Atto quarto modifica

Tancredi ha ucciso Orbazzano e accetta di porsi alla guida dell'esercito siracusano nella guerra contro Solamir, pur mantenendo l'anonimato. Non ha ormai altra speranza che morire in battaglia, e quando Amenaide gli si getta ai piedi la respinge con freddezza. La donna, parlando con Fania, capisce che Tancredi ha creduto alla calunnia; non sapendo perdonarlo per aver dubitato di lei, rivela al padre l'identità dell'eroe oltre alla natura dell'equivoco, e decide di raggiungere i concittadini in battaglia, vagheggiando anch'essa la morte.

Atto quinto modifica

Grazie al valore di Tancredi i siracusani hanno vinto la battaglia, cosicché Amenaide, felice, dimentica il rancore e immagina di unirsi per sempre con lui. Il condottiero però, determinato a morire in mezzo alle armi, ha deciso di affrontare da solo un manipolo di soldati rimasti. Giunge la notizia che è ferito a morte; poco dopo arriva anche lui. Parlando con Amenaide scopre di essersi ingannato ma è ormai troppo tardi. La morte lo coglie comunque lieto, perché spira nella consapevolezza di essere stato sempre amato. Di fronte ai cavalieri attoniti viene svelata la vera identità di Tancredi; Amenaide grida tutto il suo odio nei loro confronti, ed essi ammettono la loro colpa verso il morente eroe. La donna cade infine priva di sensi.

L'opera modifica

Voltaire cominciò a lavorare al Tancredi il 22 aprile 1759, portandolo a termine in una prima versione il 18 maggio. Ci tornò poi sopra a varie riprese, e nell'ottobre del 1759 fece rappresentare tre volte privatamente la tragedia nel suo teatro di Ferney.[1] L'anno successivo, il 3 settembre 1760, andò in scena con successo alla Comédie-Française. Henri Louis Lekain recitò nel ruolo di Tancredi e Claire Clairon in quello di Amenaide.
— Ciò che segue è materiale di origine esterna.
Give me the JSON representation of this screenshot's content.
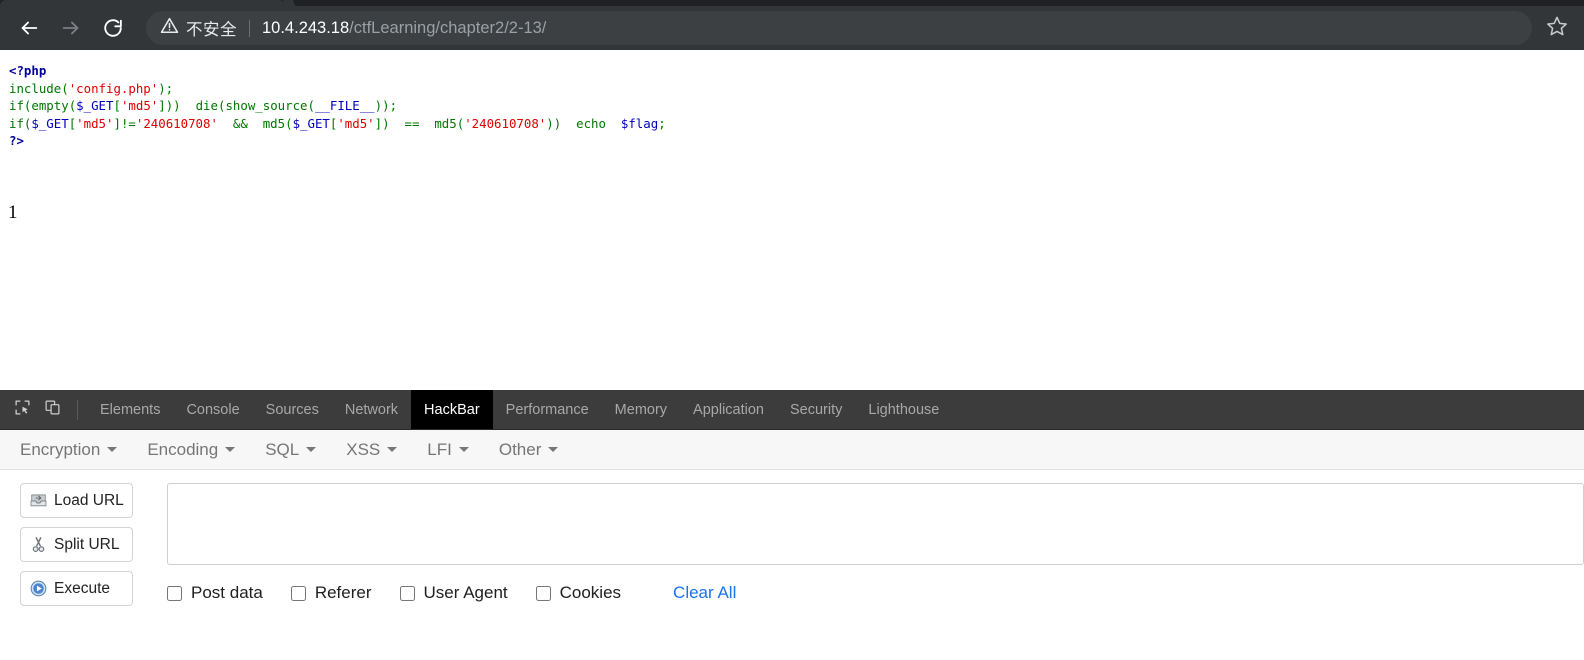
{
  "browser": {
    "nav": {
      "back_icon": "arrow-left-icon",
      "forward_icon": "arrow-right-icon",
      "reload_icon": "reload-icon"
    },
    "omnibox": {
      "security_icon": "warning-triangle-icon",
      "security_label": "不安全",
      "url_host": "10.4.243.18",
      "url_path": "/ctfLearning/chapter2/2-13/",
      "full_url": "10.4.243.18/ctfLearning/chapter2/2-13/"
    },
    "bookmark_icon": "star-outline-icon"
  },
  "page": {
    "code_lines": [
      {
        "tokens": [
          {
            "t": "<?php",
            "c": "php-tag"
          }
        ]
      },
      {
        "tokens": [
          {
            "t": "include",
            "c": "kw"
          },
          {
            "t": "(",
            "c": "kw"
          },
          {
            "t": "'config.php'",
            "c": "str"
          },
          {
            "t": ");",
            "c": "kw"
          }
        ]
      },
      {
        "tokens": [
          {
            "t": "if",
            "c": "kw"
          },
          {
            "t": "(",
            "c": "kw"
          },
          {
            "t": "empty",
            "c": "kw"
          },
          {
            "t": "(",
            "c": "kw"
          },
          {
            "t": "$_GET",
            "c": "def"
          },
          {
            "t": "[",
            "c": "kw"
          },
          {
            "t": "'md5'",
            "c": "str"
          },
          {
            "t": "]))  ",
            "c": "kw"
          },
          {
            "t": "die",
            "c": "kw"
          },
          {
            "t": "(",
            "c": "kw"
          },
          {
            "t": "show_source",
            "c": "kw"
          },
          {
            "t": "(",
            "c": "kw"
          },
          {
            "t": "__FILE__",
            "c": "def"
          },
          {
            "t": "));",
            "c": "kw"
          }
        ]
      },
      {
        "tokens": [
          {
            "t": "if",
            "c": "kw"
          },
          {
            "t": "(",
            "c": "kw"
          },
          {
            "t": "$_GET",
            "c": "def"
          },
          {
            "t": "[",
            "c": "kw"
          },
          {
            "t": "'md5'",
            "c": "str"
          },
          {
            "t": "]!=",
            "c": "kw"
          },
          {
            "t": "'240610708'",
            "c": "str"
          },
          {
            "t": "  && ",
            "c": "kw"
          },
          {
            "t": " md5",
            "c": "kw"
          },
          {
            "t": "(",
            "c": "kw"
          },
          {
            "t": "$_GET",
            "c": "def"
          },
          {
            "t": "[",
            "c": "kw"
          },
          {
            "t": "'md5'",
            "c": "str"
          },
          {
            "t": "])  ==  ",
            "c": "kw"
          },
          {
            "t": "md5",
            "c": "kw"
          },
          {
            "t": "(",
            "c": "kw"
          },
          {
            "t": "'240610708'",
            "c": "str"
          },
          {
            "t": "))  ",
            "c": "kw"
          },
          {
            "t": "echo",
            "c": "kw"
          },
          {
            "t": "  ",
            "c": "kw"
          },
          {
            "t": "$flag",
            "c": "def"
          },
          {
            "t": ";",
            "c": "kw"
          }
        ]
      },
      {
        "tokens": [
          {
            "t": "?>",
            "c": "php-tag"
          }
        ]
      }
    ],
    "output_text": "1"
  },
  "devtools": {
    "inspect_icon": "inspect-cursor-icon",
    "device_icon": "device-toolbar-icon",
    "tabs": [
      {
        "label": "Elements",
        "active": false
      },
      {
        "label": "Console",
        "active": false
      },
      {
        "label": "Sources",
        "active": false
      },
      {
        "label": "Network",
        "active": false
      },
      {
        "label": "HackBar",
        "active": true
      },
      {
        "label": "Performance",
        "active": false
      },
      {
        "label": "Memory",
        "active": false
      },
      {
        "label": "Application",
        "active": false
      },
      {
        "label": "Security",
        "active": false
      },
      {
        "label": "Lighthouse",
        "active": false
      }
    ]
  },
  "hackbar": {
    "menus": [
      {
        "label": "Encryption"
      },
      {
        "label": "Encoding"
      },
      {
        "label": "SQL"
      },
      {
        "label": "XSS"
      },
      {
        "label": "LFI"
      },
      {
        "label": "Other"
      }
    ],
    "buttons": [
      {
        "label": "Load URL",
        "icon": "load-url-icon"
      },
      {
        "label": "Split URL",
        "icon": "split-url-scissors-icon"
      },
      {
        "label": "Execute",
        "icon": "execute-play-icon"
      }
    ],
    "url_textarea": {
      "value": "",
      "placeholder": ""
    },
    "checkboxes": [
      {
        "label": "Post data",
        "checked": false
      },
      {
        "label": "Referer",
        "checked": false
      },
      {
        "label": "User Agent",
        "checked": false
      },
      {
        "label": "Cookies",
        "checked": false
      }
    ],
    "clear_all_label": "Clear All",
    "accent_color": "#1a73e8"
  }
}
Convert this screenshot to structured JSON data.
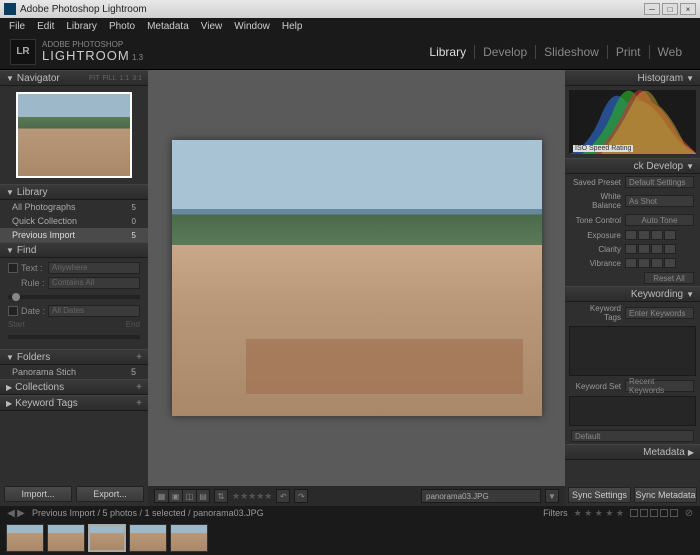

Il 28 novembre Diderot espose in una lettera a Voltaire la sua opinione sull'opera, complessivamente lodandola e apprezzando in particolare la carica emotiva del terzo atto, quando Amenaide riconosce Tancredi e, non potendo svelare davanti a tutti la sua identità, rimane silenziosa e infine sviene. Secondo Diderot, la pantomima esprime in questo caso ciò che le parole non riuscirebbero a trasmettere, e loda la vicinanza tra quel momento patetico e la pittura. Il filosofo apprezza anche il quinto atto, ma si rammarica della morte dell'eroe e del finale sostanzialmente infausto, segnalando inoltre all'autore alcune inverosimiglianze "psicologiche" che avrebbe dovuto evitare.[3]